- Identified Casualties:
This Cemetery lies south on the outskirts of the village of Paola and is about 5 kilometres away by road from Valletta.
The Cemetery is easily located by following the road signs to the airport. Once in the vicinity of Paola the Cemetery is clearly visible. In the cemetery, the main plot is located by the top gate.
Cemetery address: Vjal Santa Lucija, Paola.
GPS Co-ordinates: 35.871264, 14.500194.
The cemetery is open daily from 7.00am to 5.00pm.
For further information and enquiries please contact email@example.com
NOTE: The earth is shallow on Malta and during both wars, many joint or collective burials were made as graves had to be cut into the underlying rock. During the Second World War, such work was particularly hazardous because of air raids. Most of these graves are marked by recumbent markers on which several inscriptions could be carved, and for the sake of uniformity, the same type of marker was used for single graves.

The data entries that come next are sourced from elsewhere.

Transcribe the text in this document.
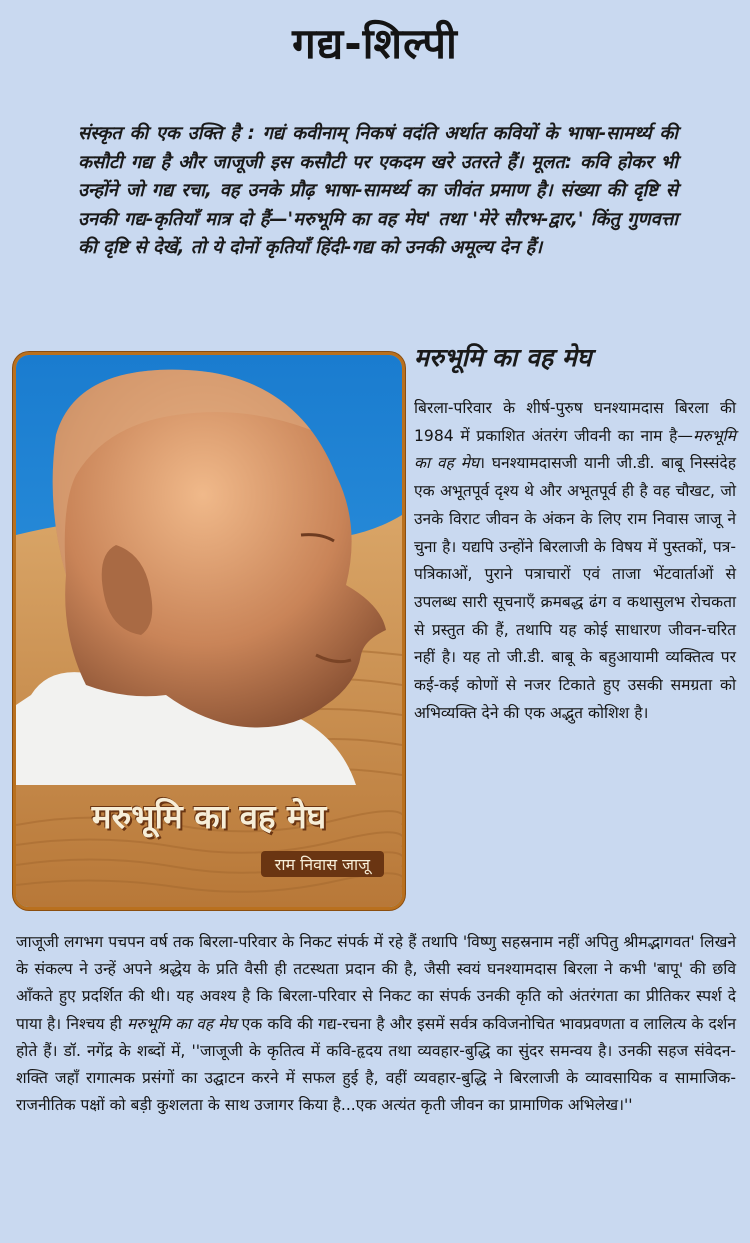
गद्य-शिल्पी
संस्कृत की एक उक्ति है : गद्यं कवीनाम् निकषं वदंति अर्थात कवियों के भाषा-सामर्थ्य की कसौटी गद्य है और जाजूजी इस कसौटी पर एकदम खरे उतरते हैं। मूलत: कवि होकर भी उन्होंने जो गद्य रचा, वह उनके प्रौढ़ भाषा-सामर्थ्य का जीवंत प्रमाण है। संख्या की दृष्टि से उनकी गद्य-कृतियाँ मात्र दो हैं—'मरुभूमि का वह मेघ' तथा 'मेरे सौरभ-द्वार,' किंतु गुणवत्ता की दृष्टि से देखें, तो ये दोनों कृतियाँ हिंदी-गद्य को उनकी अमूल्य देन हैं।
मरुभूमि का वह मेघ
राम निवास जाजू
मरुभूमि का वह मेघ
बिरला-परिवार के शीर्ष-पुरुष घनश्यामदास बिरला की 1984 में प्रकाशित अंतरंग जीवनी का नाम है—मरुभूमि का वह मेघ। घनश्यामदासजी यानी जी.डी. बाबू निस्संदेह एक अभूतपूर्व दृश्य थे और अभूतपूर्व ही है वह चौखट, जो उनके विराट जीवन के अंकन के लिए राम निवास जाजू ने चुना है। यद्यपि उन्होंने बिरलाजी के विषय में पुस्तकों, पत्र-पत्रिकाओं, पुराने पत्राचारों एवं ताजा भेंटवार्ताओं से उपलब्ध सारी सूचनाएँ क्रमबद्ध ढंग व कथासुलभ रोचकता से प्रस्तुत की हैं, तथापि यह कोई साधारण जीवन-चरित नहीं है। यह तो जी.डी. बाबू के बहुआयामी व्यक्तित्व पर कई-कई कोणों से नजर टिकाते हुए उसकी समग्रता को अभिव्यक्ति देने की एक अद्भुत कोशिश है।
जाजूजी लगभग पचपन वर्ष तक बिरला-परिवार के निकट संपर्क में रहे हैं तथापि 'विष्णु सहस्रनाम नहीं अपितु श्रीमद्भागवत' लिखने के संकल्प ने उन्हें अपने श्रद्धेय के प्रति वैसी ही तटस्थता प्रदान की है, जैसी स्वयं घनश्यामदास बिरला ने कभी 'बापू' की छवि आँकते हुए प्रदर्शित की थी। यह अवश्य है कि बिरला-परिवार से निकट का संपर्क उनकी कृति को अंतरंगता का प्रीतिकर स्पर्श दे पाया है। निश्चय ही मरुभूमि का वह मेघ एक कवि की गद्य-रचना है और इसमें सर्वत्र कविजनोचित भावप्रवणता व लालित्य के दर्शन होते हैं। डॉ. नगेंद्र के शब्दों में, ''जाजूजी के कृतित्व में कवि-हृदय तथा व्यवहार-बुद्धि का सुंदर समन्वय है। उनकी सहज संवेदन-शक्ति जहाँ रागात्मक प्रसंगों का उद्घाटन करने में सफल हुई है, वहीं व्यवहार-बुद्धि ने बिरलाजी के व्यावसायिक व सामाजिक-राजनीतिक पक्षों को बड़ी कुशलता के साथ उजागर किया है...एक अत्यंत कृती जीवन का प्रामाणिक अभिलेख।''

From the spring of 1915, the hospitals and convalescent depots established on the islands of Malta and Gozo dealt with over 135,000 sick and wounded, chiefly from the campaigns in Gallipoli and Salonika, although increased submarine activity in the Mediterranean meant that fewer hospital ships were sent to the island from May 1917.
During the Second World War, Malta's position in the Mediterranean was of enormous Allied strategic importance. Heavily fortified, the island was never invaded, but was subjected to continual bombardment and blockade between Italy's entry into the war in June 1940 and the Axis defeat at El Alamein in November 1942. At the height of Axis attempts to break Malta's resistance in April 1942, the island and her people were awarded the George Cross by King George VI.
Malta's defence relied upon a combined operation in which the contributions made by the three branches of the armed forces and Merchant Navy were equally crucial. Although heavily pressed in defence, offensive raids launched from the island by air and sea had a crippling effect on the Axis lines of communication with North Africa, and played a vital part in the eventual Allied success there.
Addolorata Cemetery contains 250 Commonwealth burials of the First World War and 18 from the Second World War. Many of the graves will be found in two plots, one in Compartment A, Section EA, Division E and the other in Compartment D Section V Division E; the rest of the graves are scattered. The Commission also cares for 45 war graves of other nationalities within the cemetery.